- Stari Trg Location in Slovenia
- Coordinates: 46°30′37.11″N 15°3′35.37″E﻿ / ﻿46.5103083°N 15.0598250°E
- Country: Slovenia
- Traditional region: Styria
- Statistical region: Carinthia
- Municipality: Slovenj Gradec

Area
- • Total: 4.74 km^{2} (1.83 sq mi)
- Elevation: 819.3 m (2,688.0 ft)

Population (2002)
- • Total: 237

= Stari Trg, Slovenj Gradec =

Stari Trg (/sl/; Stari trg, Altenmarkt) is a settlement in the City Municipality of Slovenj Gradec in northern Slovenia. The area is part of the traditional region of Styria. The entire municipality is now included in the Carinthia Statistical Region.

==Mass graves==
Stari Trg is the site of two known mass graves from the period immediately after the Second World War. Both are located north of the settlement, on the western outskirts of Slovenj Gradec, and contain the remains of Croatians killed between May 10 and 15, 1945 while traveling toward the Austrian border. The Gmajna Tree Nursery Mass Grave (Grobišče v drevesnici na Gmajni) is located in a meadow between a plantation of trees to the south and a ditch to the north, near an electric pole.

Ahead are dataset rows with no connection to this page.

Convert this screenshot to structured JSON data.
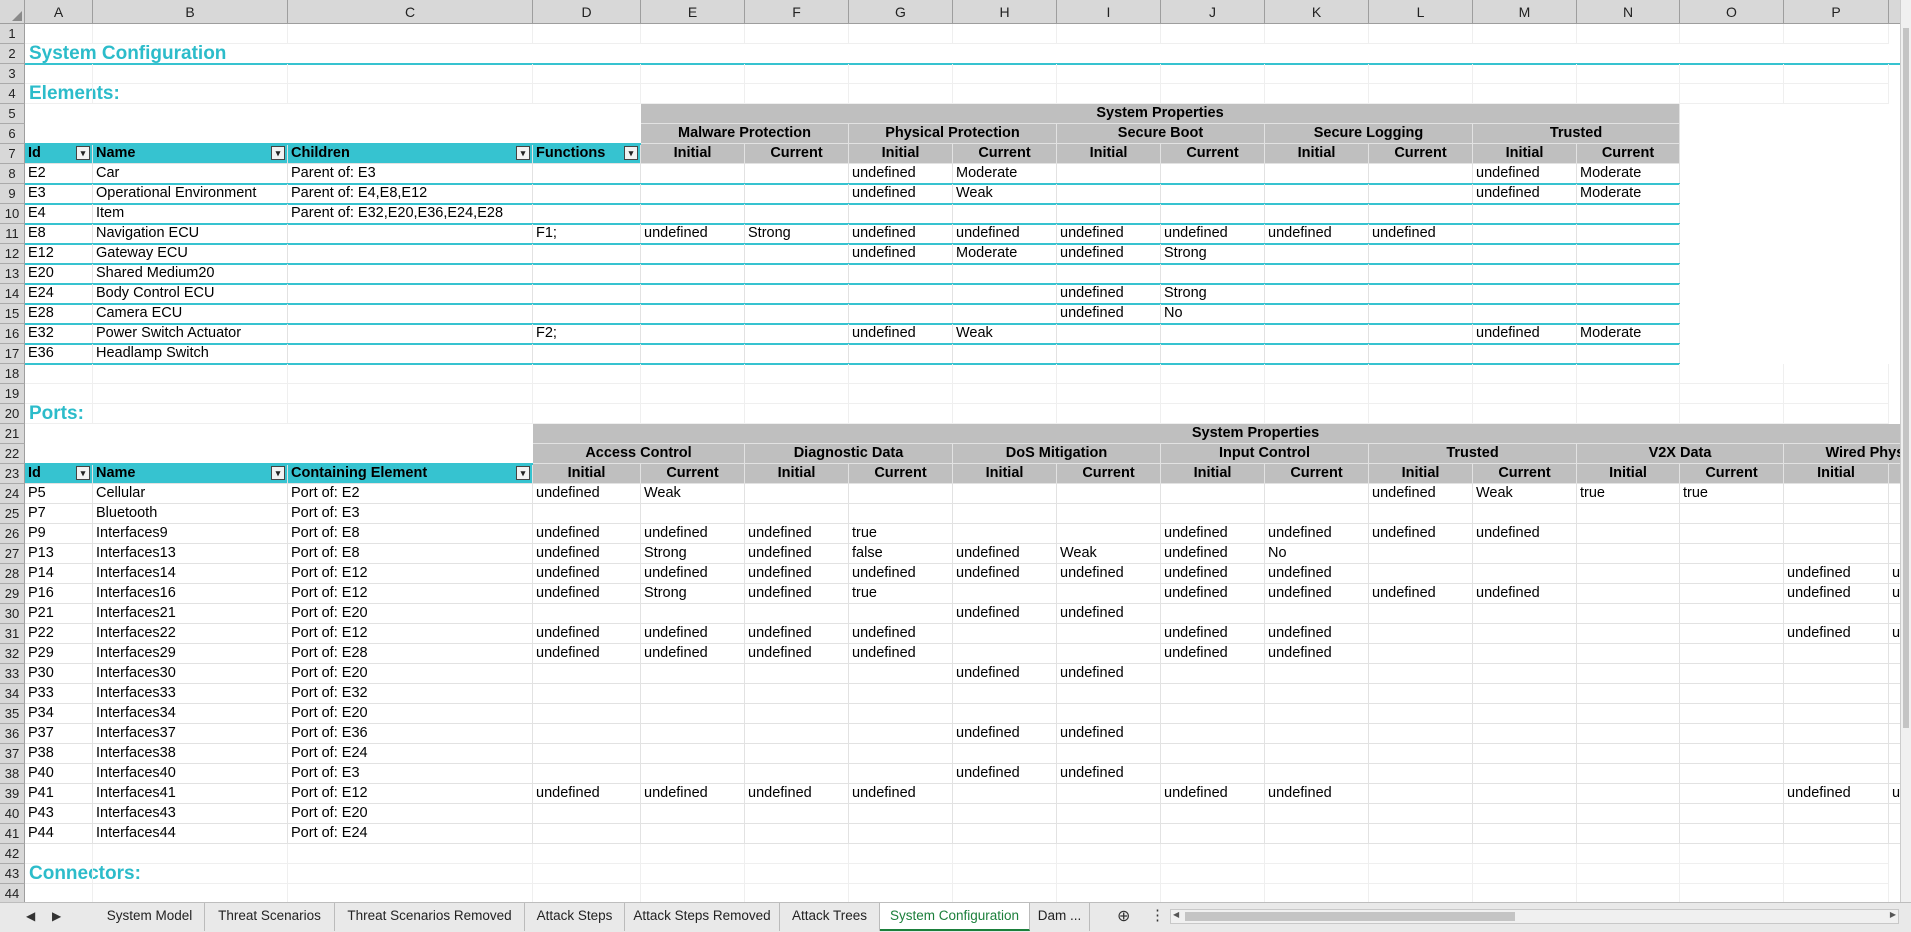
{
  "columns": [
    "A",
    "B",
    "C",
    "D",
    "E",
    "F",
    "G",
    "H",
    "I",
    "J",
    "K",
    "L",
    "M",
    "N",
    "O",
    "P"
  ],
  "rows": [
    "1",
    "2",
    "3",
    "4",
    "5",
    "6",
    "7",
    "8",
    "9",
    "10",
    "11",
    "12",
    "13",
    "14",
    "15",
    "16",
    "17",
    "18",
    "19",
    "20",
    "21",
    "22",
    "23",
    "24",
    "25",
    "26",
    "27",
    "28",
    "29",
    "30",
    "31",
    "32",
    "33",
    "34",
    "35",
    "36",
    "37",
    "38",
    "39",
    "40",
    "41",
    "42",
    "43",
    "44"
  ],
  "titles": {
    "system_configuration": "System Configuration",
    "elements": "Elements:",
    "ports": "Ports:",
    "connectors": "Connectors:"
  },
  "elements": {
    "system_properties": "System Properties",
    "groups": [
      "Malware Protection",
      "Physical Protection",
      "Secure Boot",
      "Secure Logging",
      "Trusted"
    ],
    "initial": "Initial",
    "current": "Current",
    "headers": [
      "Id",
      "Name",
      "Children",
      "Functions"
    ],
    "rows": [
      [
        "E2",
        "Car",
        "Parent of: E3",
        "",
        "",
        "",
        "undefined",
        "Moderate",
        "",
        "",
        "",
        "",
        "undefined",
        "Moderate"
      ],
      [
        "E3",
        "Operational Environment",
        "Parent of: E4,E8,E12",
        "",
        "",
        "",
        "undefined",
        "Weak",
        "",
        "",
        "",
        "",
        "undefined",
        "Moderate"
      ],
      [
        "E4",
        "Item",
        "Parent of: E32,E20,E36,E24,E28",
        "",
        "",
        "",
        "",
        "",
        "",
        "",
        "",
        "",
        "",
        ""
      ],
      [
        "E8",
        "Navigation ECU",
        "",
        "F1;",
        "undefined",
        "Strong",
        "undefined",
        "undefined",
        "undefined",
        "undefined",
        "undefined",
        "undefined",
        "",
        ""
      ],
      [
        "E12",
        "Gateway ECU",
        "",
        "",
        "",
        "",
        "undefined",
        "Moderate",
        "undefined",
        "Strong",
        "",
        "",
        "",
        ""
      ],
      [
        "E20",
        "Shared Medium20",
        "",
        "",
        "",
        "",
        "",
        "",
        "",
        "",
        "",
        "",
        "",
        ""
      ],
      [
        "E24",
        "Body Control ECU",
        "",
        "",
        "",
        "",
        "",
        "",
        "undefined",
        "Strong",
        "",
        "",
        "",
        ""
      ],
      [
        "E28",
        "Camera ECU",
        "",
        "",
        "",
        "",
        "",
        "",
        "undefined",
        "No",
        "",
        "",
        "",
        ""
      ],
      [
        "E32",
        "Power Switch Actuator",
        "",
        "F2;",
        "",
        "",
        "undefined",
        "Weak",
        "",
        "",
        "",
        "",
        "undefined",
        "Moderate"
      ],
      [
        "E36",
        "Headlamp Switch",
        "",
        "",
        "",
        "",
        "",
        "",
        "",
        "",
        "",
        "",
        "",
        ""
      ]
    ]
  },
  "ports": {
    "system_properties": "System Properties",
    "groups": [
      "Access Control",
      "Diagnostic Data",
      "DoS Mitigation",
      "Input Control",
      "Trusted",
      "V2X Data",
      "Wired Physical I"
    ],
    "initial": "Initial",
    "current": "Current",
    "partial_current": "Cu",
    "headers": [
      "Id",
      "Name",
      "Containing Element"
    ],
    "rows": [
      [
        "P5",
        "Cellular",
        "Port of: E2",
        "undefined",
        "Weak",
        "",
        "",
        "",
        "",
        "",
        "",
        "undefined",
        "Weak",
        "true",
        "true",
        "",
        ""
      ],
      [
        "P7",
        "Bluetooth",
        "Port of: E3",
        "",
        "",
        "",
        "",
        "",
        "",
        "",
        "",
        "",
        "",
        "",
        "",
        "",
        ""
      ],
      [
        "P9",
        "Interfaces9",
        "Port of: E8",
        "undefined",
        "undefined",
        "undefined",
        "true",
        "",
        "",
        "undefined",
        "undefined",
        "undefined",
        "undefined",
        "",
        "",
        "",
        ""
      ],
      [
        "P13",
        "Interfaces13",
        "Port of: E8",
        "undefined",
        "Strong",
        "undefined",
        "false",
        "undefined",
        "Weak",
        "undefined",
        "No",
        "",
        "",
        "",
        "",
        "",
        ""
      ],
      [
        "P14",
        "Interfaces14",
        "Port of: E12",
        "undefined",
        "undefined",
        "undefined",
        "undefined",
        "undefined",
        "undefined",
        "undefined",
        "undefined",
        "",
        "",
        "",
        "",
        "undefined",
        "undefi"
      ],
      [
        "P16",
        "Interfaces16",
        "Port of: E12",
        "undefined",
        "Strong",
        "undefined",
        "true",
        "",
        "",
        "undefined",
        "undefined",
        "undefined",
        "undefined",
        "",
        "",
        "undefined",
        "undefi"
      ],
      [
        "P21",
        "Interfaces21",
        "Port of: E20",
        "",
        "",
        "",
        "",
        "undefined",
        "undefined",
        "",
        "",
        "",
        "",
        "",
        "",
        "",
        ""
      ],
      [
        "P22",
        "Interfaces22",
        "Port of: E12",
        "undefined",
        "undefined",
        "undefined",
        "undefined",
        "",
        "",
        "undefined",
        "undefined",
        "",
        "",
        "",
        "",
        "undefined",
        "undefi"
      ],
      [
        "P29",
        "Interfaces29",
        "Port of: E28",
        "undefined",
        "undefined",
        "undefined",
        "undefined",
        "",
        "",
        "undefined",
        "undefined",
        "",
        "",
        "",
        "",
        "",
        ""
      ],
      [
        "P30",
        "Interfaces30",
        "Port of: E20",
        "",
        "",
        "",
        "",
        "undefined",
        "undefined",
        "",
        "",
        "",
        "",
        "",
        "",
        "",
        ""
      ],
      [
        "P33",
        "Interfaces33",
        "Port of: E32",
        "",
        "",
        "",
        "",
        "",
        "",
        "",
        "",
        "",
        "",
        "",
        "",
        "",
        ""
      ],
      [
        "P34",
        "Interfaces34",
        "Port of: E20",
        "",
        "",
        "",
        "",
        "",
        "",
        "",
        "",
        "",
        "",
        "",
        "",
        "",
        ""
      ],
      [
        "P37",
        "Interfaces37",
        "Port of: E36",
        "",
        "",
        "",
        "",
        "undefined",
        "undefined",
        "",
        "",
        "",
        "",
        "",
        "",
        "",
        ""
      ],
      [
        "P38",
        "Interfaces38",
        "Port of: E24",
        "",
        "",
        "",
        "",
        "",
        "",
        "",
        "",
        "",
        "",
        "",
        "",
        "",
        ""
      ],
      [
        "P40",
        "Interfaces40",
        "Port of: E3",
        "",
        "",
        "",
        "",
        "undefined",
        "undefined",
        "",
        "",
        "",
        "",
        "",
        "",
        "",
        ""
      ],
      [
        "P41",
        "Interfaces41",
        "Port of: E12",
        "undefined",
        "undefined",
        "undefined",
        "undefined",
        "",
        "",
        "undefined",
        "undefined",
        "",
        "",
        "",
        "",
        "undefined",
        "undefi"
      ],
      [
        "P43",
        "Interfaces43",
        "Port of: E20",
        "",
        "",
        "",
        "",
        "",
        "",
        "",
        "",
        "",
        "",
        "",
        "",
        "",
        ""
      ],
      [
        "P44",
        "Interfaces44",
        "Port of: E24",
        "",
        "",
        "",
        "",
        "",
        "",
        "",
        "",
        "",
        "",
        "",
        "",
        "",
        ""
      ]
    ]
  },
  "tabs": {
    "items": [
      "System Model",
      "Threat Scenarios",
      "Threat Scenarios Removed",
      "Attack Steps",
      "Attack Steps Removed",
      "Attack Trees",
      "System Configuration",
      "Dam ..."
    ],
    "active": "System Configuration",
    "add_symbol": "⊕",
    "more_symbol": "⋮",
    "prev_symbol": "◀",
    "next_symbol": "▶"
  },
  "colors": {
    "accent": "#36c3d0",
    "title": "#2cbcca",
    "group_header": "#bfbfbf",
    "active_tab": "#1b7f3b"
  }
}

It contains the remains of three victims. The Nova Oprema Woods Mass Grave (Grobišče v gozdu za Novo opremo) is located on a wooded slope behind the Nova O upholstered furniture factory (formerly known as Nova Oprema). It contains the remains of 20 victims.

==Church==
The parish church in the settlement is dedicated to Saint Radegund and belongs to the Roman Catholic Archdiocese of Maribor. It dates to the late 15th century.